Stop what you’re doing and put Schlafly American IPA on your craft beer shopping list

The Schlafly Tap Room first opened its doors in 1991 on Locust Street in St. Louis, and holds the distinction of being the first new brewpub in Missouri since Prohibition.

Courtesy photo

Belgian brewing giant Inbev acquired Anheuser-Busch in late 2008, making The St. Louis Brewery the city’s largest American-owned beer maker. Better known as Schlafly, the brewery quickly swung the Gateway City’s allegiance from the “King of Beers” to a more diverse lineup of flavorful hometown brews. Once an unthinkable scenario, Schlafly can now be found directly next to Budweiser at concession stands throughout Busch Stadium – home of the legendary baseball Cardinals.

Schlafly recently entered the Northwest Arkansas market. Most area retailers now offer the brewery’s core lineup of Pale Ale, Dry Hopped American Pale Ale, Hefeweizen, Oatmeal Stout, and Kolsch. Schlafly also provides us with a handful of “session” beers in cans – including the IPA, American Brown Ale, and Black Lager. Canned beers are awesome because they are packable, portable, and outdoor-friendly. Try kayaking the Mulberry River at flood stage with a hatch-full of bottles!

Brian Sorensen

A couple of Schlafly’s special release beers have recently received rave reviews. Tasmanian IPA, available during the late fall and early winter months, is brewed with the Australian hop Galaxy. What results is a beer highlighted by citrus and pineapple notes. By contrast, Schlafly’s American IPA is brewed with Amarillo, Simcoe, and Centennial – all traditional American hops grown in the Pacific Northwest. These hops are known for their floral, citrus, and pine qualities, and impart a bitterness that exemplifies the west coast style of brewing.

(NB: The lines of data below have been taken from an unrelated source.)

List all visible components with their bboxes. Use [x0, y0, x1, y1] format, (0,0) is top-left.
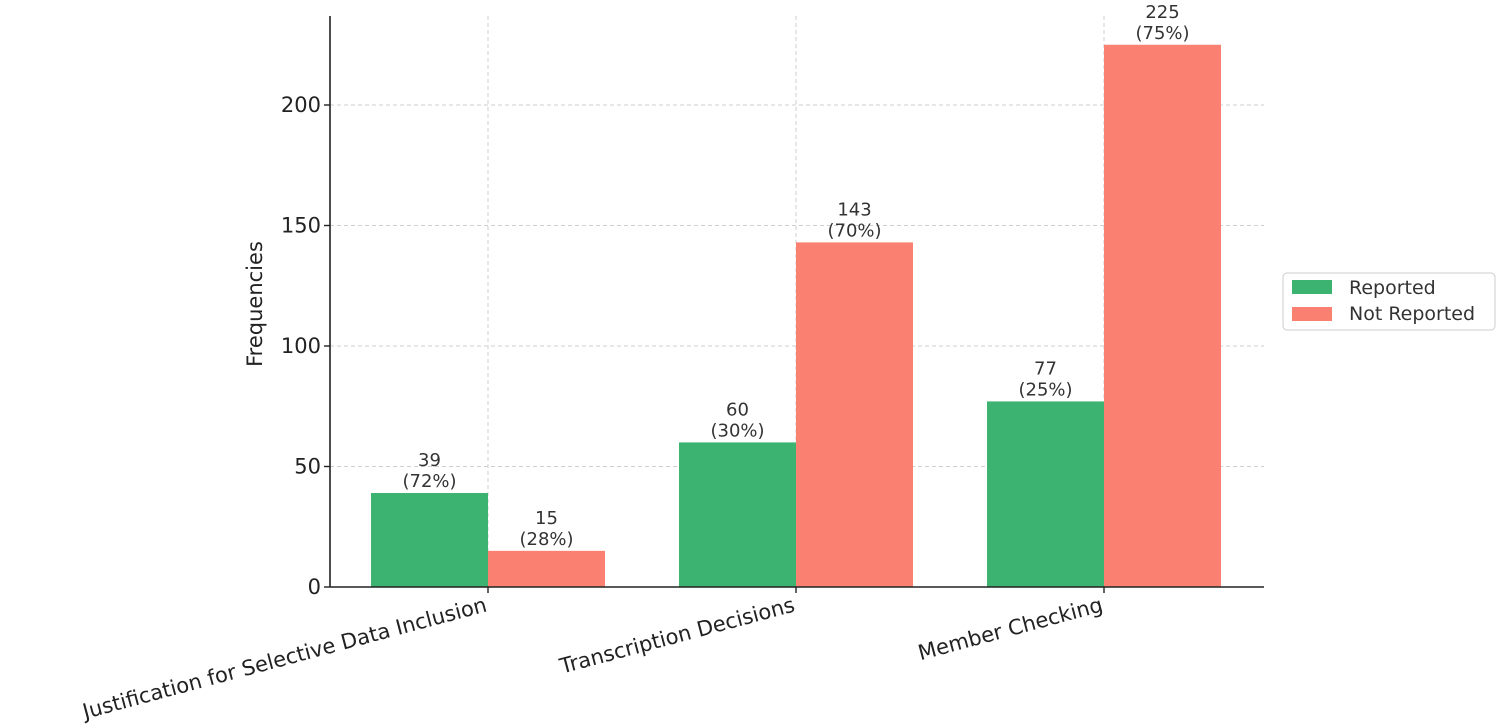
x-tick-label-member-checking: Member Checking	[915, 593, 1105, 665]
bar-reported-transcription-decisions	[679, 442, 796, 587]
x-tick-label-transcription-decisions: Transcription Decisions	[556, 593, 797, 679]
y-axis-label: Frequencies	[243, 241, 267, 367]
data-label-not-reported-member-checking: 225 (75%)	[1135, 2, 1189, 44]
legend-frame	[1282, 272, 1496, 331]
data-label-reported-justification-for-selective-data-inclusion: 39 (72%)	[402, 450, 456, 492]
y-tick-label: 200	[281, 93, 321, 117]
legend-label-not-reported: Not Reported	[1349, 303, 1475, 325]
bar-not-reported-justification-for-selective-data-inclusion	[488, 550, 605, 587]
y-tick-label: 100	[281, 334, 321, 358]
y-ticks: 0 50 100 150 200	[281, 93, 330, 599]
data-label-reported-member-checking: 77 (25%)	[1018, 358, 1072, 400]
data-labels: 39 (72%) 60 (30%) 77 (25%) 15 (28%) 143 (70%) 225(…	[402, 2, 1189, 550]
x-tick-label-justification-for-selective-data-inclusion: Justification for Selective Data Inclusi…	[78, 593, 489, 725]
data-label-reported-transcription-decisions: 60 (30%)	[710, 399, 764, 441]
legend-swatch-reported	[1292, 280, 1332, 294]
legend-label-reported: Reported	[1349, 277, 1436, 299]
bar-reported-justification-for-selective-data-inclusion	[371, 493, 488, 587]
axes	[329, 16, 1264, 588]
data-label-not-reported-transcription-decisions: 143 (70%)	[827, 199, 881, 241]
legend-swatch-not-reported	[1292, 307, 1332, 321]
bar-reported-member-checking	[987, 401, 1104, 587]
bar-not-reported-member-checking	[1104, 44, 1221, 587]
bars	[371, 44, 1221, 587]
data-label-not-reported-justification-for-selective-data-inclusion: 15 (28%)	[519, 508, 573, 550]
bar-not-reported-transcription-decisions	[796, 242, 913, 587]
x-ticks: Justification for Selective Data Inclusi…	[78, 587, 1105, 724]
y-tick-label: 150	[281, 214, 321, 238]
legend: Reported Not Reported	[1282, 272, 1496, 331]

For this review I picked up a six-pack of American IPA at The Spirits Shop on Garland Avenue in Fayetteville. On a side note, I am pleasantly surprised by the store’s gradual expansion of its craft beer selection. With close proximity to the University of Arkansas, I would expect cheap beer like Natural Light or Milwaukee’s Best to demand the biggest chunk of cooler real estate. Maybe college students are slowly developing a more sophisticated palate?

I poured one of the 12 oz. bottles into an American pint glass, resulting in a beer slightly darker than the typical IPA. A medium-amber in color with a thin white layer of foam, the brew was very easy on the eye. It certainly looked like a delicious beer.

The aroma didn’t mess around, with huge notes of citrus and pine. Tropical fruit and prairie grass also joined the party. American hops are known for their olfactory punch, and they didn’t disappoint in this beer.

Citrus, pine, and grass were also present when the beer was tipped back for a taste. The bitterness was sharp and pronounced, but balanced nicely by the solid caramel base. Sometimes IPAs can get a little sticky, with a sweetness that overshadows the complexity of the hops. This beer is well-balanced, however, with just enough carbonation to bring it all together.

Schlafly American IPA is one of the finest examples of the style available in Northwest Arkansas. There are others with more bitterness, and some with more malt character. But in terms of balance and a true “American” profile, few stack up to Schlafly’s version. Available through May, American IPA is worthy of inclusion on your craft beer shopping list.